Ironically, the only large-scale arrival of newcomers on the border appear to be the hundreds of military troops on both sides. Sheinbaum sent an additional 10,000 national guard troops to Mexican border states in the past month. Some have joined other members of the Mexican military in searching for clandestine tunnels used for smuggling and U.S.-bound vehicles carrying fentanyl, a desperate search fueled by Trump’s threats of imposing 25% tariffs on Mexican imports, which would deeply hurt U.S. consumers.

On the U.S. side, the Trump administration has deployed 1,500 additional troops, adding to the 2,500 that were already on the southern U.S. border, to provide support for the U.S. Border Patrol.

In Del Rio, Texas, the presence of U.S. military members in hotels already crammed with state troopers have left some locals perplexed, in communities considered among the safest in the United States.

“Just as a community member, I’m not seeing them in their military uniforms,” said Tiffany Burrow, who runs the nonprofit Val Verde Humanitarian Border Coalition. “I’m seeing them off duty, walking up and down our Main Street, going to Chick-fil-A or Whataburger.” She said the flow of migrants seeking help dropped from about 89 per day in early January to zero.

El Paso

Somewhere between the powerful economic and cultural forces that bind two countries and two border cities lies the confusion. At the shelters and elsewhere, speculation on social media agitate the public further. In El Paso, a county of more than 950,000 residents, more than 80% of the population is Latino. Here, it seems, everyone is suspected of being undocumented.

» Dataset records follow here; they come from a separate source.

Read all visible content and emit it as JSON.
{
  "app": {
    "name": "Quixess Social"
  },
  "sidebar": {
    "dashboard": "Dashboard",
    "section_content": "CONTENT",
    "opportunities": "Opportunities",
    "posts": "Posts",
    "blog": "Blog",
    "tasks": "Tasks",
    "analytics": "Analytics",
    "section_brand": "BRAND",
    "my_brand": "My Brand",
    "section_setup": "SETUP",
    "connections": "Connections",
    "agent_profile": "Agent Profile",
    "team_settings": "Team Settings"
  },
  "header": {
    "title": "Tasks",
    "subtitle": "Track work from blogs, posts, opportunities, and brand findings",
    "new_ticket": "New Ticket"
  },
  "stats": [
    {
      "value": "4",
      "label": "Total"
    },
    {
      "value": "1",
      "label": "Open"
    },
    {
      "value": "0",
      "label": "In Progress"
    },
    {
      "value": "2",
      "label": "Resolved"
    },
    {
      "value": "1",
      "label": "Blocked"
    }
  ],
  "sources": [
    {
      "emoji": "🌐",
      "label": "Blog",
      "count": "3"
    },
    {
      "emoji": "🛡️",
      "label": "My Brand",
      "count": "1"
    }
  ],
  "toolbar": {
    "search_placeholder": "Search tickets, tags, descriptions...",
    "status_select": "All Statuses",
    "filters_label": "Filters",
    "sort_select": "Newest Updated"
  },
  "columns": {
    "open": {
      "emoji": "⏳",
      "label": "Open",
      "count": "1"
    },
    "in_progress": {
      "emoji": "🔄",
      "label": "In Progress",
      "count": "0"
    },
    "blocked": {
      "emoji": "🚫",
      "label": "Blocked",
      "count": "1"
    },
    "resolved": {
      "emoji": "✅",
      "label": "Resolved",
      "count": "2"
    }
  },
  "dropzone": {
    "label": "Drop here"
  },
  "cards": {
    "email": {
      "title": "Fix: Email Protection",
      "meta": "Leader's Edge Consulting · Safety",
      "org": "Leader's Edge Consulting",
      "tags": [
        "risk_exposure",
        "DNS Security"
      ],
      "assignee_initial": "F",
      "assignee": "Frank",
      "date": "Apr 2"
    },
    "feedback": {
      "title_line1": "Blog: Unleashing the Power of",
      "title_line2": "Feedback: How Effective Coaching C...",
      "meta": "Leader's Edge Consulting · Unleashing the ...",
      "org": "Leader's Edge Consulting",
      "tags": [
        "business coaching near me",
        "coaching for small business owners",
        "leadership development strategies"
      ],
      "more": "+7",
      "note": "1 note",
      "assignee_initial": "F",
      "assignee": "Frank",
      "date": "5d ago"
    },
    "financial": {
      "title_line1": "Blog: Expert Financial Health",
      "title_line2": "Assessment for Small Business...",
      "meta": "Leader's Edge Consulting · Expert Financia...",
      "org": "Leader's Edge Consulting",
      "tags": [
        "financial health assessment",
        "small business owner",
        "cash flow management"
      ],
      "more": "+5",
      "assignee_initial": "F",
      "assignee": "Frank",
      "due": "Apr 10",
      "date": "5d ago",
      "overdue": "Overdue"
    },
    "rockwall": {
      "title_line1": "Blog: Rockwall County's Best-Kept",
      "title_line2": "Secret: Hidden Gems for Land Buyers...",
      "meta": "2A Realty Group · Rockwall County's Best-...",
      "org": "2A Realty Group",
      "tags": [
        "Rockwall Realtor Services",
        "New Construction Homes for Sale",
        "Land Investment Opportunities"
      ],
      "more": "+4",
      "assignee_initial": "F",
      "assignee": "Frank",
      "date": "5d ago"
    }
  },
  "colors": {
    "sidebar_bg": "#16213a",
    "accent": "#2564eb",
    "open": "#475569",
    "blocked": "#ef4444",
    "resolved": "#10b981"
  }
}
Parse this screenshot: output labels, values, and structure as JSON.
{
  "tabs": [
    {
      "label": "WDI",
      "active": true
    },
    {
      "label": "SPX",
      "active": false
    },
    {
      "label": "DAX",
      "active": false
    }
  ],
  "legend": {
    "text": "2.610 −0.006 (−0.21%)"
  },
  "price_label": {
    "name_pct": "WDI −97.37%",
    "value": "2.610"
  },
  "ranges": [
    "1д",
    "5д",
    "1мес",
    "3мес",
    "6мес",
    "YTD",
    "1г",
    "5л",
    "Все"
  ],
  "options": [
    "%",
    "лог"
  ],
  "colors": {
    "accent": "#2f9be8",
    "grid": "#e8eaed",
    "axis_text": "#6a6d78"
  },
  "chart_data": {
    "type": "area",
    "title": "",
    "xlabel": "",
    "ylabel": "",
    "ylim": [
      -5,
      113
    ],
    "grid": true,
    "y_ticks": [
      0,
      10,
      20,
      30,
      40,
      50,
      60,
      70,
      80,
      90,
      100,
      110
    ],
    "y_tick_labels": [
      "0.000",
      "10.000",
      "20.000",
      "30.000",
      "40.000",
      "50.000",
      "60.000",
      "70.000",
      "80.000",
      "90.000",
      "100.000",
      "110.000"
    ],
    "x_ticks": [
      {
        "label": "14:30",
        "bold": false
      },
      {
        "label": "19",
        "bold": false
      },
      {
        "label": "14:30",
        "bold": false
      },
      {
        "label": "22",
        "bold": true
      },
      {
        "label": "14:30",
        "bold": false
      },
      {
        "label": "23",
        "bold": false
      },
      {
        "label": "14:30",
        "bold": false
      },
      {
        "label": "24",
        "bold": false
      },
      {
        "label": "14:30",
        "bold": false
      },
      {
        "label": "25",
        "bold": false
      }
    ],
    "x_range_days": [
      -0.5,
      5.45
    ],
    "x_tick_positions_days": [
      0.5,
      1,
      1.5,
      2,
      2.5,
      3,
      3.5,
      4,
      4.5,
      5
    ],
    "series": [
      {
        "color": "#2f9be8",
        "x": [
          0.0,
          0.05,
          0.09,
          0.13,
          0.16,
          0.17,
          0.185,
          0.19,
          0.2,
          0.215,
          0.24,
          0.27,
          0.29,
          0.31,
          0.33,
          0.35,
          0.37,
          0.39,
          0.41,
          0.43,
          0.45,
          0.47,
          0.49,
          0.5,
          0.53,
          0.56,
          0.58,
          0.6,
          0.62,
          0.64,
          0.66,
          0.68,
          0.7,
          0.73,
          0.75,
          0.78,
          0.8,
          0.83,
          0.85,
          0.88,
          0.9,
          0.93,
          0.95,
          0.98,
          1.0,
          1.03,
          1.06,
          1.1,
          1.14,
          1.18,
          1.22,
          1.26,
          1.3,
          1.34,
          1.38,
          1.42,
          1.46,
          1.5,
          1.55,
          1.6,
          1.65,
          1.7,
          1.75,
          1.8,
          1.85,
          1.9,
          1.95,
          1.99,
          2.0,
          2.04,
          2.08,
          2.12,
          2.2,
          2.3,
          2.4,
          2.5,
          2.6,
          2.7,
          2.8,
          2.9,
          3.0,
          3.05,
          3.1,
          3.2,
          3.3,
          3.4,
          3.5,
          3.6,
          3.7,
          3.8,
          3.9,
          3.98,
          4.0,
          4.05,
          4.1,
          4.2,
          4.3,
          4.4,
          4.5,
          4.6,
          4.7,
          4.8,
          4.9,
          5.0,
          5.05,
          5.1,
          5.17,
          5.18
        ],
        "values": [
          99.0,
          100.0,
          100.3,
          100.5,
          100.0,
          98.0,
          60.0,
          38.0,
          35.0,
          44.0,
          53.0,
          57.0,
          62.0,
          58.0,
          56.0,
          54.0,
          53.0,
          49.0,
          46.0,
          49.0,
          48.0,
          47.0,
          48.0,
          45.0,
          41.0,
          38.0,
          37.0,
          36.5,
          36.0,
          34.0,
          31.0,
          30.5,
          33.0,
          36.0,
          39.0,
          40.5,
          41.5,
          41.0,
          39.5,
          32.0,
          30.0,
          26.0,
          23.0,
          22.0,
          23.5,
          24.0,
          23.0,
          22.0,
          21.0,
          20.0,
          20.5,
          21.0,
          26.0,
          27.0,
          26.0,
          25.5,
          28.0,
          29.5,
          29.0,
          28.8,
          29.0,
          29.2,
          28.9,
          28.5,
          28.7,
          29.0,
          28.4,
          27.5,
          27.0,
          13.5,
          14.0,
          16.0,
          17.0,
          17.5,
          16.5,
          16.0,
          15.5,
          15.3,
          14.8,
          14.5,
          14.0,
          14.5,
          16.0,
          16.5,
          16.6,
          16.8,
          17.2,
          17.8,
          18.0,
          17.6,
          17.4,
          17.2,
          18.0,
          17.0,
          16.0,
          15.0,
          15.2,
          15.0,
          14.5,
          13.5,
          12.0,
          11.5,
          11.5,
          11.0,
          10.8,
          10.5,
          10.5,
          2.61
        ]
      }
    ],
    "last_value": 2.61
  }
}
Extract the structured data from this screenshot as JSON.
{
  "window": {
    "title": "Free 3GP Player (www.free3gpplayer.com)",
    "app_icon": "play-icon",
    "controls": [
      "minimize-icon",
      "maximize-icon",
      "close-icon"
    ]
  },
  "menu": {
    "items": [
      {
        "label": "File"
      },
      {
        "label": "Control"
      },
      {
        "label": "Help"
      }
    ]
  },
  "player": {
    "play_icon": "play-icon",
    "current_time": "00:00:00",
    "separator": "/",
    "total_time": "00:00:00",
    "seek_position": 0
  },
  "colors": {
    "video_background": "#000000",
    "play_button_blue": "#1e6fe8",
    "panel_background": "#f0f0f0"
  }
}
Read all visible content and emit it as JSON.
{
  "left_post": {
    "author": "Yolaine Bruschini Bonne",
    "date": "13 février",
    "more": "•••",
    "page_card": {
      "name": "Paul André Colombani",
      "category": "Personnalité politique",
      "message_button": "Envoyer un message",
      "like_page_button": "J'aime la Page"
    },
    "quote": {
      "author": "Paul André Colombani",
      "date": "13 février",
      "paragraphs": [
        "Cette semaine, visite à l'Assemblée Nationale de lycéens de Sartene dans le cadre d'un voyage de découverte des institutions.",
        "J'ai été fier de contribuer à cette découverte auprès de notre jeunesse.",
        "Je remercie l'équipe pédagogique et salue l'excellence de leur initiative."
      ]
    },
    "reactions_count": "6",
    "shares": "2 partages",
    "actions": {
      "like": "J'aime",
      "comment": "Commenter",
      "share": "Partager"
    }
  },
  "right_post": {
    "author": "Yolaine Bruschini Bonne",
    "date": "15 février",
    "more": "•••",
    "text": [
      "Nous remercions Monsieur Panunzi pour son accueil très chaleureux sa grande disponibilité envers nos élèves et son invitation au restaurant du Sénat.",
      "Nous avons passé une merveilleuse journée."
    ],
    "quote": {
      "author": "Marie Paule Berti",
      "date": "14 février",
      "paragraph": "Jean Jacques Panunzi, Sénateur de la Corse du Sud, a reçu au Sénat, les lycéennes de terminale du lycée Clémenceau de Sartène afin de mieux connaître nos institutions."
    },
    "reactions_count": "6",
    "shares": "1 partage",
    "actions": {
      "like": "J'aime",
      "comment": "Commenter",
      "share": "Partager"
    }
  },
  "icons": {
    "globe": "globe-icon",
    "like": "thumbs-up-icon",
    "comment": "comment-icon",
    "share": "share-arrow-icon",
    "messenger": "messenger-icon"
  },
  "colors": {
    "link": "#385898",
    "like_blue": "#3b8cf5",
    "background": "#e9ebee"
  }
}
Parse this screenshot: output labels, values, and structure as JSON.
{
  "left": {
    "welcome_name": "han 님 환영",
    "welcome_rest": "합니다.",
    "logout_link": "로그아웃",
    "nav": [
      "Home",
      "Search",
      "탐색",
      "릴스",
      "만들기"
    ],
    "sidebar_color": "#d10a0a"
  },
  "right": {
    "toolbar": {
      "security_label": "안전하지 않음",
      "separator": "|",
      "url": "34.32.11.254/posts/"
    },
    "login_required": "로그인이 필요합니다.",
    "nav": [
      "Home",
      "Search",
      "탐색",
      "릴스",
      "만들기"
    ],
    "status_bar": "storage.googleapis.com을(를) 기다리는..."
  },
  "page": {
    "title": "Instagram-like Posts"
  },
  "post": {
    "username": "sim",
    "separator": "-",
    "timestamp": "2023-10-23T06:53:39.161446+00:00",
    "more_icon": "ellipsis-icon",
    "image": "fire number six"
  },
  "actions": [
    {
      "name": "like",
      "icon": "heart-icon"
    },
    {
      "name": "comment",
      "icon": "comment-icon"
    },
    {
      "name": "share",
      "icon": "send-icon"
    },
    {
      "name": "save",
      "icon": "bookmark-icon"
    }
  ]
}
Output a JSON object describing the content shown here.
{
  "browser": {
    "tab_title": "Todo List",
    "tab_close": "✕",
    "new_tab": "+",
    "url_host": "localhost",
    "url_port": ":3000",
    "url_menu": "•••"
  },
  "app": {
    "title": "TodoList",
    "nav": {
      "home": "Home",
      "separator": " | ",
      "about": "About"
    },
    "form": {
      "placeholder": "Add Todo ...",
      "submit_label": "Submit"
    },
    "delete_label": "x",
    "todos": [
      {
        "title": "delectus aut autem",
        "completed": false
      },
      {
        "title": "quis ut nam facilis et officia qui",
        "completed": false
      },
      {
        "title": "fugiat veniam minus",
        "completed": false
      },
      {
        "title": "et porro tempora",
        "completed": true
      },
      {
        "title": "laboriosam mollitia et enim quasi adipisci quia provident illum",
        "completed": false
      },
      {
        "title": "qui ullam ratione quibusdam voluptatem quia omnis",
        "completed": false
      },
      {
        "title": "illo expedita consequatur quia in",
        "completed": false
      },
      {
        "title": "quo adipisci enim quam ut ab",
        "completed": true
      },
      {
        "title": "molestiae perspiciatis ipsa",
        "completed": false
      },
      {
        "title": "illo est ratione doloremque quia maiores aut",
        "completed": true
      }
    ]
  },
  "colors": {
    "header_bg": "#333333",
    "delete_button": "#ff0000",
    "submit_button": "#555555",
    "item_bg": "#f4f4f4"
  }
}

A recent video shared on Instagram shows agents wearing vests with the logos of the U.S. Border Patrol asking a group of English-speaking young men at a horse training facility about their citizenship. One of the armed agents even demands they provide proof. “I’m a U.S. citizen, just to clarify, born in El Paso, Texas,” the young man answers. The U.S. Border Patrol would not comment on the video, citing an investigation. But agent Orlando Marrero-Rubio said they “are not randomly asking people for immigration papers.” Anti-smuggling and intelligence units carry out targeted enforcement involving a specific suspect and have a warrant, he added.

Reynosa, Tamaulipas, Mexico
People walk back to Hidalgo from Reynosa, Tamaulipas, Mexico, on February 7, 2025.Gaige Davila (Puente News)

However, the video and those present when the agents interrogate the young men suggest otherwise. They say the agents never produced a warrant to enter the private property. At the horse stables, a worker named Ventura, who declined to provide his surname, summed up in Spanish how he felt about the threat of deportations. ”We are very sad,” he said. “We feel corralled. Not by the horses but by immigration agents.”